Neil S. Summer
An unrecognized mechanism for the maturation of sediments with respect to hydrocarbon generation has been operating in certain geologically active areas of the world. This mechanism is hydrothermal, involving the transport of heat away from volcanism or deep faulting by laterally flowing aquifers. The interaction between the influx of heat from such an aquifer and the steady-state geothermal gradient can result in anomalous temperature fields in the underlying sediments. The thermal perturbations of these aquifers manifest themselves vertically as near-constant or inverted hydrocarbon maturation profiles. Horizontally over tens of kilometers, they appear as an aureole of thermally mature sediments with a regional gradient toward the fluid source. This maturation of the or anic matter of the sediment is accompanied with a low-grade diagenesis of the mineral matrix. In addition, since the thermal fluids may assist in the migration of hydrocarbons to reservoir rocks, hydrocarbon accumulations are associated with the model.

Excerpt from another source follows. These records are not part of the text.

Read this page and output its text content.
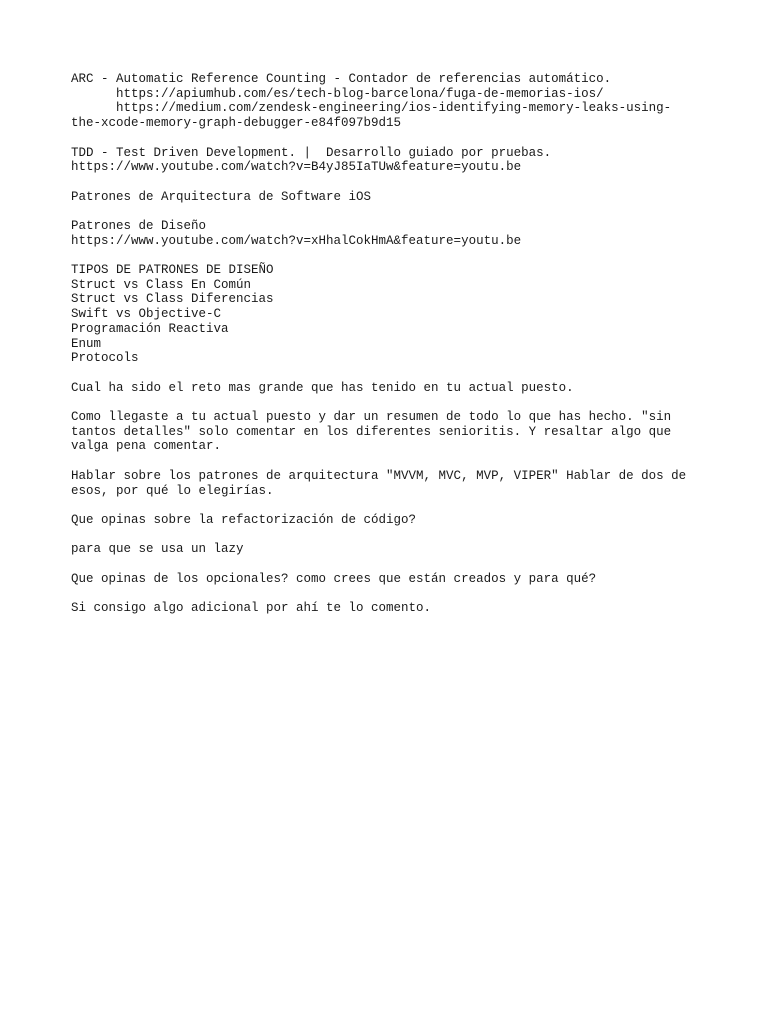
ARC - Automatic Reference Counting - Contador de referencias automático.
https://apiumhub.com/es/tech-blog-barcelona/fuga-de-memorias-ios/
https://medium.com/zendesk-engineering/ios-identifying-memory-leaks-using-
the-xcode-memory-graph-debugger-e84f097b9d15
TDD - Test Driven Development. |  Desarrollo guiado por pruebas.
https://www.youtube.com/watch?v=B4yJ85IaTUw&feature=youtu.be
Patrones de Arquitectura de Software iOS
Patrones de Diseño
https://www.youtube.com/watch?v=xHhalCokHmA&feature=youtu.be
TIPOS DE PATRONES DE DISEÑO
Struct vs Class En Común
Struct vs Class Diferencias
Swift vs Objective-C
Programación Reactiva
Enum
Protocols
Cual ha sido el reto mas grande que has tenido en tu actual puesto.
Como llegaste a tu actual puesto y dar un resumen de todo lo que has hecho. "sin
tantos detalles" solo comentar en los diferentes senioritis. Y resaltar algo que
valga pena comentar.
Hablar sobre los patrones de arquitectura "MVVM, MVC, MVP, VIPER" Hablar de dos de
esos, por qué lo elegirías.
Que opinas sobre la refactorización de código?
para que se usa un lazy
Que opinas de los opcionales? como crees que están creados y para qué?
Si consigo algo adicional por ahí te lo comento.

There are numerous examples of oil and gas fields associated with volcanism or deep faulting. In some places the volcanism or thermal fluids have been recognized as the local maturation mechanism, but until now no attempt has been made to incorporate all the data into a model. Therefore, a low-temperature hydrothermal maturation model has been developed for sedimentary basins in geologically active areas. Unusual diagenetic and maturation data from the Pacific Northwest and the San Juan basin, USA, together with those occurrences of hydroc rbons near volcanic centers throughout the Mediterranean region can be interpreted using this model. Overall, these observations indicate that transient thermal events have played a larger role in the thermal maturation of certain sedimentary basins than expected.
AAPG Search and Discovery Article #91032©1988 Mediterranean Basins Conference and Exhibition, Nice, France, 25-28 September 1988.